W drodze do szkoły zapytałam Natalię, jak się czuje. Powiedziała, że się boi, jakie będzie świadectwo.
A tu uroczyste zakończenie, klasy od 0 do 3. I pani dyrektor wyczytuje najlepszych uczniów z każdej klasy, którzy zostają wpisani do "Złotej Księgi". Również Natalię! Byłam totalnie zaskoczona. Oczywiście o mało się nie poryczałam. Ja, taki niby twardziel, w takich sytuacjach się trochę rozklejam.

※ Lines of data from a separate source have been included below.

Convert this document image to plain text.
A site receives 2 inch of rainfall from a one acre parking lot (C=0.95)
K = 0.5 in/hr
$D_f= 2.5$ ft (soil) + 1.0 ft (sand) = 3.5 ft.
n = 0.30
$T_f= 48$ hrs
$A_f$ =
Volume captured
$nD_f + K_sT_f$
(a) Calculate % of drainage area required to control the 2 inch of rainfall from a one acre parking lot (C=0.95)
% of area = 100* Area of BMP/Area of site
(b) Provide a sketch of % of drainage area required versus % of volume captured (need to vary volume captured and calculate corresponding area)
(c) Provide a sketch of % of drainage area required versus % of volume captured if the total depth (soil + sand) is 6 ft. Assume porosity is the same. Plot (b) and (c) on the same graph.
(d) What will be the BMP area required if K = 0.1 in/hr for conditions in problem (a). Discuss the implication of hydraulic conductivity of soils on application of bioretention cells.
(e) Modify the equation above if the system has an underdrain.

Prawdopodobnie po drugiej klasie Natalia zmieni szkołę (ze względu na przeprowadzkę) i czarno widzę to nasze pożegnanie ze starą szkołą, jeśli ja tak przeżywam najzwyklejsze zakończenie roku szkolnego...
Cieszę się, że wreszcie wakacje. Dzieciaki odpoczną. Ale też strasznie szybko mi to zleciało.
Położyłam świadectwo Natalii na teczkę z moimi szkolnymi świadectwami i powiedziałam, że w tej teczce są wszystkie moje świadectwa od pierwszej klasy. A Natalia pyta, ile lat ma to moje świadectwo z pierwszej klasy. Mówię, że równiutko trzydzieści. Równo trzydzieści lat temu kończyłam pierwszą klasę, coś tam pamiętam, jak przez mgłę. A dziś moja córka otrzymała swoje pierwsze w życiu świadectwo. Wzruszyłam się.